Augustus Caesar made sure to plant sacred fig trees on and around the Capitoline hill. They were always revered during the festival known as the Lupercalia (remember the twins' story above, and that the term for both wolf and prostitute is 'lupo' (m) or lupa' (f)). 

Romans believed that the fig tree could thwart deadly lightening in a storm. 

Adam and Eve never picked an apple from the Tree of Knowledge (wrong part of the world for apples!), but instead, probably sampled figs from that tree before being cast out of the Garden. 

Jesus Christ is described as having cursed a fig tree, causing it to wither. 

Judas hung himself - in shame and despondency, following his treachery - from a fig tree. 

Mohammed insisted that every man in possession of a fig tree was a man with wealth. 

Buddha reached enlightenment underneath....sure, you guessed it, a fig tree. 

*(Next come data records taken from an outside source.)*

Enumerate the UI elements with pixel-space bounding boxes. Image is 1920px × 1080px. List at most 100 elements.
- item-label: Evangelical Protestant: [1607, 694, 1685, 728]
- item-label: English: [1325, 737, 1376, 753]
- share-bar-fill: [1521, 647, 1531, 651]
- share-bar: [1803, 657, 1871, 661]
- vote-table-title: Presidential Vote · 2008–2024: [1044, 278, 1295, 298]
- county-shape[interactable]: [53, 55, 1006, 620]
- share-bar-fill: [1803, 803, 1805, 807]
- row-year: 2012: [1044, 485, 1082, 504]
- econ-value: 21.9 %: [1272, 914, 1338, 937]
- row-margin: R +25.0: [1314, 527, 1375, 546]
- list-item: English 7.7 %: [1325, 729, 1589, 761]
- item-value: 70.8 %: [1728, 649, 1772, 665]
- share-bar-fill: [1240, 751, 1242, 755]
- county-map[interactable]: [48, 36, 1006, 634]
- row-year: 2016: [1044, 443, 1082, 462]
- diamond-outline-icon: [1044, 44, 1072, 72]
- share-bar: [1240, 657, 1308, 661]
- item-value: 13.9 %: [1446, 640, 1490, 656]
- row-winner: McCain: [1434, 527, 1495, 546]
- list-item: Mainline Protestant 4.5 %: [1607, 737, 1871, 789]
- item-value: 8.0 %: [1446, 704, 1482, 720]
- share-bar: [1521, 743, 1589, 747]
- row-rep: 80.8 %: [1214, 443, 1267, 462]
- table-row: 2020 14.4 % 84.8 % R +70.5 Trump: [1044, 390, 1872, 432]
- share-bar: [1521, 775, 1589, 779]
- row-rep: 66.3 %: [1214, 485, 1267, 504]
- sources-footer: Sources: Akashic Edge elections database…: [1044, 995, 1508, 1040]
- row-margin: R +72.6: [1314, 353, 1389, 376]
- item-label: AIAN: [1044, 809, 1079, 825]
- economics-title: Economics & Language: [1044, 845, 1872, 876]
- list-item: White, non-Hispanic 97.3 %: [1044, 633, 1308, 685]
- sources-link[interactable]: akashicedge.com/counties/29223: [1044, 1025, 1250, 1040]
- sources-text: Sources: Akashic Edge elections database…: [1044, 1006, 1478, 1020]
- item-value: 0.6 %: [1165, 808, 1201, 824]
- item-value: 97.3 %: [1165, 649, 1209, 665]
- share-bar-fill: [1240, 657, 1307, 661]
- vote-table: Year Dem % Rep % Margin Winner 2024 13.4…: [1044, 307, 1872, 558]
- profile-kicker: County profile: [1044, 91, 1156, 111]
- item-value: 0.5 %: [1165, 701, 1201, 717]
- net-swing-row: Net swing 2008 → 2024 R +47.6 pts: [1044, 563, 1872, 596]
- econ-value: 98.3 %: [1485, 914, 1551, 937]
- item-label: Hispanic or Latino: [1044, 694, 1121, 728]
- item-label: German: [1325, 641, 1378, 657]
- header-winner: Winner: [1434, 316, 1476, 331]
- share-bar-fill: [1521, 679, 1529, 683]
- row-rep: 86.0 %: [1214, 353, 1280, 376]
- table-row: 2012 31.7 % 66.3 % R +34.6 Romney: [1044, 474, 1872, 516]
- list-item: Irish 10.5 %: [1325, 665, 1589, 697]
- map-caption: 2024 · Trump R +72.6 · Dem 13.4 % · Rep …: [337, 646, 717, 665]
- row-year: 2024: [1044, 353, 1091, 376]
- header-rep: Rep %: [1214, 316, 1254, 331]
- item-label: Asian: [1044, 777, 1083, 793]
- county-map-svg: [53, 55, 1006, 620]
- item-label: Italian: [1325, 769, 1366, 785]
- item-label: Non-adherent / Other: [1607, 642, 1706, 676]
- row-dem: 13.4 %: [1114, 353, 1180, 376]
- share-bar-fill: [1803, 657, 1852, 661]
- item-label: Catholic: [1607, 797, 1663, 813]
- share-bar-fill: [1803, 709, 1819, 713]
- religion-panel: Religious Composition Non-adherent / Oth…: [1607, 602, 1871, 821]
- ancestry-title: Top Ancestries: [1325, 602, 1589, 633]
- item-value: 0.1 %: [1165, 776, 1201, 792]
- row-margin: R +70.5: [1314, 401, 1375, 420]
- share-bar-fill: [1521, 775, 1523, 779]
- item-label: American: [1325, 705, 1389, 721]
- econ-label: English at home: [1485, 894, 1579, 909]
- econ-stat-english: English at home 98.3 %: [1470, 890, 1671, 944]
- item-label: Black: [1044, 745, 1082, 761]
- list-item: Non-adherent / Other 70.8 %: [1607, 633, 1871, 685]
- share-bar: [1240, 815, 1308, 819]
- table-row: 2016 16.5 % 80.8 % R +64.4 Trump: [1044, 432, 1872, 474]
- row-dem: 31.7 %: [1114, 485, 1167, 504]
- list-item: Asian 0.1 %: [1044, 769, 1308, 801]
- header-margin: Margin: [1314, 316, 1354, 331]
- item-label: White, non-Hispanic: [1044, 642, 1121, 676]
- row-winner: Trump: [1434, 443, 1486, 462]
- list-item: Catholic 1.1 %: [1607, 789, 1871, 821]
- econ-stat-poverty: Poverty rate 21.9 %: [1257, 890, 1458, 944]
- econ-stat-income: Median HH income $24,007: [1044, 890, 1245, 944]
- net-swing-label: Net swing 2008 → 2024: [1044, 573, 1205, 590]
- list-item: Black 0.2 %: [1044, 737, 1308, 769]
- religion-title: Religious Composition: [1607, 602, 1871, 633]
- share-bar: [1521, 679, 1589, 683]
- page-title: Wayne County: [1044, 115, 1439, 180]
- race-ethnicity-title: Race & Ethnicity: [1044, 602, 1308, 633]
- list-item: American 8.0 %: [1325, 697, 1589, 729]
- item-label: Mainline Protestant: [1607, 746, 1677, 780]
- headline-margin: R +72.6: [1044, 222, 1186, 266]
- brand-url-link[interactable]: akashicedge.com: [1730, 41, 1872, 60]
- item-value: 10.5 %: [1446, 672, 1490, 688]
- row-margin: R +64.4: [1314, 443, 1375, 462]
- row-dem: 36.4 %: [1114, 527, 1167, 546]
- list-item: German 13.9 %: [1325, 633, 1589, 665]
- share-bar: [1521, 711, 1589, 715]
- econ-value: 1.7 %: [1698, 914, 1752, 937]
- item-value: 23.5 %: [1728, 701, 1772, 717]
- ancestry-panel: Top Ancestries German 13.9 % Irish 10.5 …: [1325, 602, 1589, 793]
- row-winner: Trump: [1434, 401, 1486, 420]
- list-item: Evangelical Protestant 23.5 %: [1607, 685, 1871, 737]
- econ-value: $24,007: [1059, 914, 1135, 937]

Here is a small watercolor on parchment by artist Giovanna Garzoni (1600-1670), one of the rare female painters to be represented in the famous Medici family's collection of curiosities. She has to have had either a steady collection of figs she could rotate in and out while painting from this still life, or she was a fast painter. To get watercolor to dry on this unique surface, she had to apply it in thin washes and tiny dots.

If you have a fig tree, you are a fortunate person. If it is bountiful, you are of course a fortunate person with a lot of fig-loving friends, probably, eager to arrive for that short window of time to harvest, process and enjoy the fruit.
If you have a farmer's market and you encounter figs for sale, buy a few and (carefully!) bring them home. 
Slice them open. Regard their unique structures. They are beautiful! Look for waspy remains. 
Reflect on their longstanding relationship to - and widely varied meaning for - humankind.

When you eat a fig, you are not only 'cool,' you are partaking in a deep history of rescue, protection, risk, nourishment and abundance.